The Wyrmmaster handed the message to the Dragonblade.
“You can go and rest now, AuRon,” he said.
AuRon shifted his weight and caught himself. “NooShoahk, you mean, Your Supremacy.”
“You mean your name isn’t AuRon? Never has been?”
“I’ve heard the name, yes, but never used it. Why should I? I’m proud of NooMoahk; he fought alongside humans just as I would. No, my name’s not AuRon.”
“There’s a man who says that you are a gray dragon named AuRon, and that you’re a friend of the dwarves.”
“What man? I talked to a woman at Juutfod, and the guard only at night.”
“In Maganar. He wrote a note, asking if I knew your history. Come to think of it, I don’t know much about your origins.”
Members of the Dragonguard gathered, and Eliam stood before the Wyrmmaster, his hand on his sword hilt. AuRon tried to keep his tail still.
“Someone at Maganar said this? It wouldn’t be that elf calling himself Wickman, would it? Tall, thin, spidery looking?”
“There’s an elf in Maganar?” the Wyrmmaster said.
“Perhaps a part elf, but he looked and smelled of it. I thought it strange, but as I was new there—”
The Wyrmmaster rounded on his men. “Who served at the battle with the Wheel of Fire?”
“Me, sir!” a Dragonguard said.
“With Thunderarm, was there a strange man, tall and thin?”

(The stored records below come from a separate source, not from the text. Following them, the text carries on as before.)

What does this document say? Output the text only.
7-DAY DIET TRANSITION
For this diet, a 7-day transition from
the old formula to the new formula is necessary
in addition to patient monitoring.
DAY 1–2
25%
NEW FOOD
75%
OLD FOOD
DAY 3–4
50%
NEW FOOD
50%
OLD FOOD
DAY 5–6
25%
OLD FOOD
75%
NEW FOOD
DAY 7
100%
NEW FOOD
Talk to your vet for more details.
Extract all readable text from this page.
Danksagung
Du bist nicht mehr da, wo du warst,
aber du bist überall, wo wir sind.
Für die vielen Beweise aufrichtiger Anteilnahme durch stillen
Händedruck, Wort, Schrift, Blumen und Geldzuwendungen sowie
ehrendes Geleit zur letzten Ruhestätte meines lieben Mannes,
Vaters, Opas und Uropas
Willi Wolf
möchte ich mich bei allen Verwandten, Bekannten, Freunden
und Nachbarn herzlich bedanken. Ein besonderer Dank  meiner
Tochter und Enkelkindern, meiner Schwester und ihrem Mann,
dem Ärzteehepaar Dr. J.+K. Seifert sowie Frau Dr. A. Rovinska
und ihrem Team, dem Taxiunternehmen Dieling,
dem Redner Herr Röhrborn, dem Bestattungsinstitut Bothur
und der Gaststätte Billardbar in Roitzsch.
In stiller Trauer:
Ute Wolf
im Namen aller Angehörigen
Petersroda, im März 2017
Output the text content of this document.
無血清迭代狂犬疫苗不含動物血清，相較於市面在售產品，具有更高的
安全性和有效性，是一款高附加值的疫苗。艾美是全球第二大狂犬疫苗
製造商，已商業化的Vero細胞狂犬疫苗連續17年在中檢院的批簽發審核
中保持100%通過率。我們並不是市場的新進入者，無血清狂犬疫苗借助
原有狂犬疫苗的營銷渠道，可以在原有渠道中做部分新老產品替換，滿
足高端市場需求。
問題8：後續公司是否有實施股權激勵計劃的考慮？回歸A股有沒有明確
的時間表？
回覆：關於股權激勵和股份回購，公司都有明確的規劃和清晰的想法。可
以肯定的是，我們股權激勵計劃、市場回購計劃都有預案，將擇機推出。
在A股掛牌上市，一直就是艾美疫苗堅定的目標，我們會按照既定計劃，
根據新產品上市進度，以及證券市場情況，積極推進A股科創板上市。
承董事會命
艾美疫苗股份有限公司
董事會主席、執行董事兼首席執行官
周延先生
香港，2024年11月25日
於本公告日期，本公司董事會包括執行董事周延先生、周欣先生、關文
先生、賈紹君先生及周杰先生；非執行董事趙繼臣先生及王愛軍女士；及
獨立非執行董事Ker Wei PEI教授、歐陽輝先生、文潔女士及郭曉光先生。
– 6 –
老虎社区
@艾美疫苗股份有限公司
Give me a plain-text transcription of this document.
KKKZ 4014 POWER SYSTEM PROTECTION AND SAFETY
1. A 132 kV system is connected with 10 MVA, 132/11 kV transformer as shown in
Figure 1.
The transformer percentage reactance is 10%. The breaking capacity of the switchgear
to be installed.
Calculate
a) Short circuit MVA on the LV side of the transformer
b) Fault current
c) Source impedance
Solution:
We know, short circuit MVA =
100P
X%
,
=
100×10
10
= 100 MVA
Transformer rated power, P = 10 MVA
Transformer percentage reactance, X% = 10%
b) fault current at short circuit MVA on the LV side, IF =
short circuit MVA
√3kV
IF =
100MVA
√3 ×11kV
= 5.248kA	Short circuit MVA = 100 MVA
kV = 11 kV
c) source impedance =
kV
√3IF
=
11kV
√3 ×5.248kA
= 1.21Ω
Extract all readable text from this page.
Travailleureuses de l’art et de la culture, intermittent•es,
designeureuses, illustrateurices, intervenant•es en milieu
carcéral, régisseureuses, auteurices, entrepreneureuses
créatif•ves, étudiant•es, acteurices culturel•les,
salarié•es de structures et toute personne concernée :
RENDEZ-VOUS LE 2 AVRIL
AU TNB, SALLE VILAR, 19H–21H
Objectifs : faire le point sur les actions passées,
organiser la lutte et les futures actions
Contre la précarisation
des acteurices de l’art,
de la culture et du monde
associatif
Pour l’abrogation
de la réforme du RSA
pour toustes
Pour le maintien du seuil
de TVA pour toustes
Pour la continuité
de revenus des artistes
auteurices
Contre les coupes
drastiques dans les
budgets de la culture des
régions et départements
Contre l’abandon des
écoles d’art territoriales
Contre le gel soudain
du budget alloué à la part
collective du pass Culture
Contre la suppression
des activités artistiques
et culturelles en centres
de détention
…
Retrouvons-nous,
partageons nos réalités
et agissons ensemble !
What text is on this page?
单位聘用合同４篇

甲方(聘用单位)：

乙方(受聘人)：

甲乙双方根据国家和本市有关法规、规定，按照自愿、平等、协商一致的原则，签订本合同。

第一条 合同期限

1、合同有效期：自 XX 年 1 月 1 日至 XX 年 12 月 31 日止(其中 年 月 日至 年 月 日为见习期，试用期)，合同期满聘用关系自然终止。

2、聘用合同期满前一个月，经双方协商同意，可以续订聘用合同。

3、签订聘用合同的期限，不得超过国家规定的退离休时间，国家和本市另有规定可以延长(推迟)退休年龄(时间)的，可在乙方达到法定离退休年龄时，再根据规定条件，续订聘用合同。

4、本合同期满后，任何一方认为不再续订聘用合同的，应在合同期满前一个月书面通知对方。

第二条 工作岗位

“Yes, sir. Dark as well, and most of the rest were fair. He seemed an odd duck. Stayed out of the battle, but he was older, and none of the woodmen thought aught of it, so neither did we. Name was Wicker or something.”
“Wickman?”
“Yes, sir, I think that’s it.”
The Wyrmmaster turned red. “By the storms, Thunderarm’s held a viper to his bosom. No wonder his mind was poisoned to me. This elf’s had his ear long before this dragon came. That’s how the elves work, my men, since the first man planted his crop and looked to build a cabin in their woods. They plot and they plan and they infiltrate and deceive with honeyed words that hide the taste of hemlock. He’d have me doubt my own messenger, this dragon who’s lost three kingstones of flesh winging my messages as fast as the wind. Someone will be taken to account for this!”